The new Public Record Office of Northern Ireland in the Titanic Quarter is now open to the public and it is a revelation. More than 80 Reading Room desks, free wi-fi, self-service digital photography facilities and acres and acres of space. All a Southern researcher can do is weep.

PRONI's online offering (proni.gov.uk) also continues to grow. The eCatalogue is providing deeper and deeper insight into their holdings, often linking to detailed analysis and summary of the collections. One example: clicking on the "view" link in the eCatalogue entry for the Earl of Erne papers (D1939) takes you directly to a 19,000 word essay giving a history of the family, a detailed description of the evolution of the estates in Dublin city and in Cos Donegal, Fermanagh, Mayo and Sligo (including listings of the townlands covered by rentals and tenants lists), as well as painstaking accounts of all the original wills and deeds and much more. And this is only one of hundreds such essays accessible through the eCatalogue.

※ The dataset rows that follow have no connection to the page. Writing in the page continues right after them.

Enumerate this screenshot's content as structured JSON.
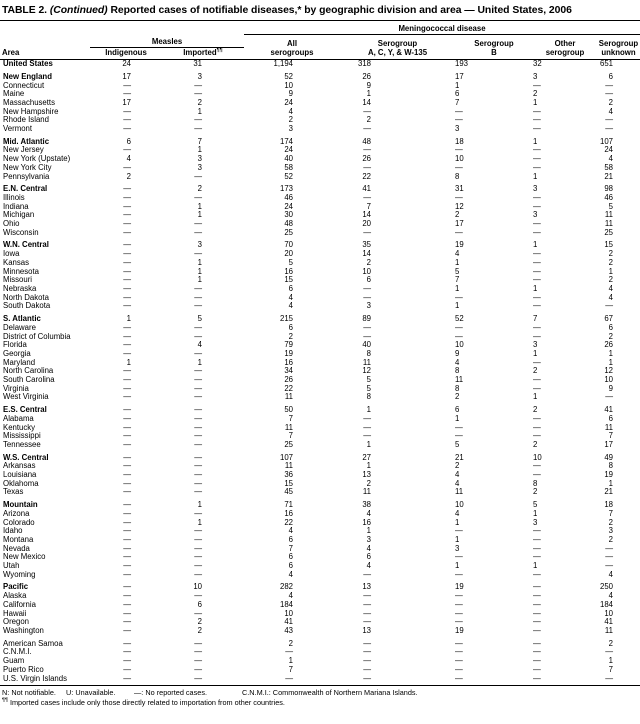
{
  "title": {
    "prefix": "TABLE 2. ",
    "continued": "(Continued)",
    "rest": " Reported cases of notifiable diseases,* by geographic division and area — United States, 2006"
  },
  "table": {
    "area_header": "Area",
    "measles_group_label": "Measles",
    "mening_group_label": "Meningococcal disease",
    "measles_columns": [
      {
        "text": "Indigenous",
        "sup": ""
      },
      {
        "text": "Imported",
        "sup": "¶¶"
      }
    ],
    "mening_columns": [
      {
        "l1": "All",
        "l2": "serogroups"
      },
      {
        "l1": "Serogroup",
        "l2": "A, C, Y, & W-135"
      },
      {
        "l1": "Serogroup",
        "l2": "B"
      },
      {
        "l1": "Other",
        "l2": "serogroup"
      },
      {
        "l1": "Serogroup",
        "l2": "unknown"
      }
    ],
    "groups": [
      {
        "rows": [
          {
            "area": "United States",
            "bold": true,
            "values": [
              "24",
              "31",
              "1,194",
              "318",
              "193",
              "32",
              "651"
            ]
          }
        ]
      },
      {
        "rows": [
          {
            "area": "New England",
            "bold": true,
            "values": [
              "17",
              "3",
              "52",
              "26",
              "17",
              "3",
              "6"
            ]
          },
          {
            "area": "Connecticut",
            "bold": false,
            "values": [
              "—",
              "—",
              "10",
              "9",
              "1",
              "—",
              "—"
            ]
          },
          {
            "area": "Maine",
            "bold": false,
            "values": [
              "—",
              "—",
              "9",
              "1",
              "6",
              "2",
              "—"
            ]
          },
          {
            "area": "Massachusetts",
            "bold": false,
            "values": [
              "17",
              "2",
              "24",
              "14",
              "7",
              "1",
              "2"
            ]
          },
          {
            "area": "New Hampshire",
            "bold": false,
            "values": [
              "—",
              "1",
              "4",
              "—",
              "—",
              "—",
              "4"
            ]
          },
          {
            "area": "Rhode Island",
            "bold": false,
            "values": [
              "—",
              "—",
              "2",
              "2",
              "—",
              "—",
              "—"
            ]
          },
          {
            "area": "Vermont",
            "bold": false,
            "values": [
              "—",
              "—",
              "3",
              "—",
              "3",
              "—",
              "—"
            ]
          }
        ]
      },
      {
        "rows": [
          {
            "area": "Mid. Atlantic",
            "bold": true,
            "values": [
              "6",
              "7",
              "174",
              "48",
              "18",
              "1",
              "107"
            ]
          },
          {
            "area": "New Jersey",
            "bold": false,
            "values": [
              "—",
              "1",
              "24",
              "—",
              "—",
              "—",
              "24"
            ]
          },
          {
            "area": "New York (Upstate)",
            "bold": false,
            "values": [
              "4",
              "3",
              "40",
              "26",
              "10",
              "—",
              "4"
            ]
          },
          {
            "area": "New York City",
            "bold": false,
            "values": [
              "—",
              "3",
              "58",
              "—",
              "—",
              "—",
              "58"
            ]
          },
          {
            "area": "Pennsylvania",
            "bold": false,
            "values": [
              "2",
              "—",
              "52",
              "22",
              "8",
              "1",
              "21"
            ]
          }
        ]
      },
      {
        "rows": [
          {
            "area": "E.N. Central",
            "bold": true,
            "values": [
              "—",
              "2",
              "173",
              "41",
              "31",
              "3",
              "98"
            ]
          },
          {
            "area": "Illinois",
            "bold": false,
            "values": [
              "—",
              "—",
              "46",
              "—",
              "—",
              "—",
              "46"
            ]
          },
          {
            "area": "Indiana",
            "bold": false,
            "values": [
              "—",
              "1",
              "24",
              "7",
              "12",
              "—",
              "5"
            ]
          },
          {
            "area": "Michigan",
            "bold": false,
            "values": [
              "—",
              "1",
              "30",
              "14",
              "2",
              "3",
              "11"
            ]
          },
          {
            "area": "Ohio",
            "bold": false,
            "values": [
              "—",
              "—",
              "48",
              "20",
              "17",
              "—",
              "11"
            ]
          },
          {
            "area": "Wisconsin",
            "bold": false,
            "values": [
              "—",
              "—",
              "25",
              "—",
              "—",
              "—",
              "25"
            ]
          }
        ]
      },
      {
        "rows": [
          {
            "area": "W.N. Central",
            "bold": true,
            "values": [
              "—",
              "3",
              "70",
              "35",
              "19",
              "1",
              "15"
            ]
          },
          {
            "area": "Iowa",
            "bold": false,
            "values": [
              "—",
              "—",
              "20",
              "14",
              "4",
              "—",
              "2"
            ]
          },
          {
            "area": "Kansas",
            "bold": false,
            "values": [
              "—",
              "1",
              "5",
              "2",
              "1",
              "—",
              "2"
            ]
          },
          {
            "area": "Minnesota",
            "bold": false,
            "values": [
              "—",
              "1",
              "16",
              "10",
              "5",
              "—",
              "1"
            ]
          },
          {
            "area": "Missouri",
            "bold": false,
            "values": [
              "—",
              "1",
              "15",
              "6",
              "7",
              "—",
              "2"
            ]
          },
          {
            "area": "Nebraska",
            "bold": false,
            "values": [
              "—",
              "—",
              "6",
              "—",
              "1",
              "1",
              "4"
            ]
          },
          {
            "area": "North Dakota",
            "bold": false,
            "values": [
              "—",
              "—",
              "4",
              "—",
              "—",
              "—",
              "4"
            ]
          },
          {
            "area": "South Dakota",
            "bold": false,
            "values": [
              "—",
              "—",
              "4",
              "3",
              "1",
              "—",
              "—"
            ]
          }
        ]
      },
      {
        "rows": [
          {
            "area": "S. Atlantic",
            "bold": true,
            "values": [
              "1",
              "5",
              "215",
              "89",
              "52",
              "7",
              "67"
            ]
          },
          {
            "area": "Delaware",
            "bold": false,
            "values": [
              "—",
              "—",
              "6",
              "—",
              "—",
              "—",
              "6"
            ]
          },
          {
            "area": "District of Columbia",
            "bold": false,
            "values": [
              "—",
              "—",
              "2",
              "—",
              "—",
              "—",
              "2"
            ]
          },
          {
            "area": "Florida",
            "bold": false,
            "values": [
              "—",
              "4",
              "79",
              "40",
              "10",
              "3",
              "26"
            ]
          },
          {
            "area": "Georgia",
            "bold": false,
            "values": [
              "—",
              "—",
              "19",
              "8",
              "9",
              "1",
              "1"
            ]
          },
          {
            "area": "Maryland",
            "bold": false,
            "values": [
              "1",
              "1",
              "16",
              "11",
              "4",
              "—",
              "1"
            ]
          },
          {
            "area": "North Carolina",
            "bold": false,
            "values": [
              "—",
              "—",
              "34",
              "12",
              "8",
              "2",
              "12"
            ]
          },
          {
            "area": "South Carolina",
            "bold": false,
            "values": [
              "—",
              "—",
              "26",
              "5",
              "11",
              "—",
              "10"
            ]
          },
          {
            "area": "Virginia",
            "bold": false,
            "values": [
              "—",
              "—",
              "22",
              "5",
              "8",
              "—",
              "9"
            ]
          },
          {
            "area": "West Virginia",
            "bold": false,
            "values": [
              "—",
              "—",
              "11",
              "8",
              "2",
              "1",
              "—"
            ]
          }
        ]
      },
      {
        "rows": [
          {
            "area": "E.S. Central",
            "bold": true,
            "values": [
              "—",
              "—",
              "50",
              "1",
              "6",
              "2",
              "41"
            ]
          },
          {
            "area": "Alabama",
            "bold": false,
            "values": [
              "—",
              "—",
              "7",
              "—",
              "1",
              "—",
              "6"
            ]
          },
          {
            "area": "Kentucky",
            "bold": false,
            "values": [
              "—",
              "—",
              "11",
              "—",
              "—",
              "—",
              "11"
            ]
          },
          {
            "area": "Mississippi",
            "bold": false,
            "values": [
              "—",
              "—",
              "7",
              "—",
              "—",
              "—",
              "7"
            ]
          },
          {
            "area": "Tennessee",
            "bold": false,
            "values": [
              "—",
              "—",
              "25",
              "1",
              "5",
              "2",
              "17"
            ]
          }
        ]
      },
      {
        "rows": [
          {
            "area": "W.S. Central",
            "bold": true,
            "values": [
              "—",
              "—",
              "107",
              "27",
              "21",
              "10",
              "49"
            ]
          },
          {
            "area": "Arkansas",
            "bold": false,
            "values": [
              "—",
              "—",
              "11",
              "1",
              "2",
              "—",
              "8"
            ]
          },
          {
            "area": "Louisiana",
            "bold": false,
            "values": [
              "—",
              "—",
              "36",
              "13",
              "4",
              "—",
              "19"
            ]
          },
          {
            "area": "Oklahoma",
            "bold": false,
            "values": [
              "—",
              "—",
              "15",
              "2",
              "4",
              "8",
              "1"
            ]
          },
          {
            "area": "Texas",
            "bold": false,
            "values": [
              "—",
              "—",
              "45",
              "11",
              "11",
              "2",
              "21"
            ]
          }
        ]
      },
      {
        "rows": [
          {
            "area": "Mountain",
            "bold": true,
            "values": [
              "—",
              "1",
              "71",
              "38",
              "10",
              "5",
              "18"
            ]
          },
          {
            "area": "Arizona",
            "bold": false,
            "values": [
              "—",
              "—",
              "16",
              "4",
              "4",
              "1",
              "7"
            ]
          },
          {
            "area": "Colorado",
            "bold": false,
            "values": [
              "—",
              "1",
              "22",
              "16",
              "1",
              "3",
              "2"
            ]
          },
          {
            "area": "Idaho",
            "bold": false,
            "values": [
              "—",
              "—",
              "4",
              "1",
              "—",
              "—",
              "3"
            ]
          },
          {
            "area": "Montana",
            "bold": false,
            "values": [
              "—",
              "—",
              "6",
              "3",
              "1",
              "—",
              "2"
            ]
          },
          {
            "area": "Nevada",
            "bold": false,
            "values": [
              "—",
              "—",
              "7",
              "4",
              "3",
              "—",
              "—"
            ]
          },
          {
            "area": "New Mexico",
            "bold": false,
            "values": [
              "—",
              "—",
              "6",
              "6",
              "—",
              "—",
              "—"
            ]
          },
          {
            "area": "Utah",
            "bold": false,
            "values": [
              "—",
              "—",
              "6",
              "4",
              "1",
              "1",
              "—"
            ]
          },
          {
            "area": "Wyoming",
            "bold": false,
            "values": [
              "—",
              "—",
              "4",
              "—",
              "—",
              "—",
              "4"
            ]
          }
        ]
      },
      {
        "rows": [
          {
            "area": "Pacific",
            "bold": true,
            "values": [
              "—",
              "10",
              "282",
              "13",
              "19",
              "—",
              "250"
            ]
          },
          {
            "area": "Alaska",
            "bold": false,
            "values": [
              "—",
              "—",
              "4",
              "—",
              "—",
              "—",
              "4"
            ]
          },
          {
            "area": "California",
            "bold": false,
            "values": [
              "—",
              "6",
              "184",
              "—",
              "—",
              "—",
              "184"
            ]
          },
          {
            "area": "Hawaii",
            "bold": false,
            "values": [
              "—",
              "—",
              "10",
              "—",
              "—",
              "—",
              "10"
            ]
          },
          {
            "area": "Oregon",
            "bold": false,
            "values": [
              "—",
              "2",
              "41",
              "—",
              "—",
              "—",
              "41"
            ]
          },
          {
            "area": "Washington",
            "bold": false,
            "values": [
              "—",
              "2",
              "43",
              "13",
              "19",
              "—",
              "11"
            ]
          }
        ]
      },
      {
        "rows": [
          {
            "area": "American Samoa",
            "bold": false,
            "values": [
              "—",
              "—",
              "2",
              "—",
              "—",
              "—",
              "2"
            ]
          },
          {
            "area": "C.N.M.I.",
            "bold": false,
            "values": [
              "—",
              "—",
              "—",
              "—",
              "—",
              "—",
              "—"
            ]
          },
          {
            "area": "Guam",
            "bold": false,
            "values": [
              "—",
              "—",
              "1",
              "—",
              "—",
              "—",
              "1"
            ]
          },
          {
            "area": "Puerto Rico",
            "bold": false,
            "values": [
              "—",
              "—",
              "7",
              "—",
              "—",
              "—",
              "7"
            ]
          },
          {
            "area": "U.S. Virgin Islands",
            "bold": false,
            "values": [
              "—",
              "—",
              "—",
              "—",
              "—",
              "—",
              "—"
            ]
          }
        ]
      }
    ]
  },
  "footnotes": {
    "legend": [
      "N: Not notifiable.",
      "U: Unavailable.",
      "—: No reported cases.",
      "C.N.M.I.: Commonwealth of Northern Mariana Islands."
    ],
    "imported_marker": "¶¶",
    "imported_text": " Imported cases include only those directly related to importation from other countries."
  }
}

Outside the eCatalogue, a whole range of individual record categories is searchable: freeholders and voters lists going back to the 17th century; 31 Belfast and Ulster commercial directories up to 1900; the Ulster Covenant of 1912; post-1858 will calendars and their corresponding will transcript books. The least-appreciated online research tool is probably the "Name Search". Although it sounds like a surname dictionary, this actually permits detailed searching of transcripts of all the personal names in a wonderful mixed bag of early records, including 1766 census transcripts from 15 counties in the Republic: over the period of most interest for genealogy, there was no border between North and South.

The only complaint (there has to be at least one) is that PRONI should do a better job of publicising of what they have online.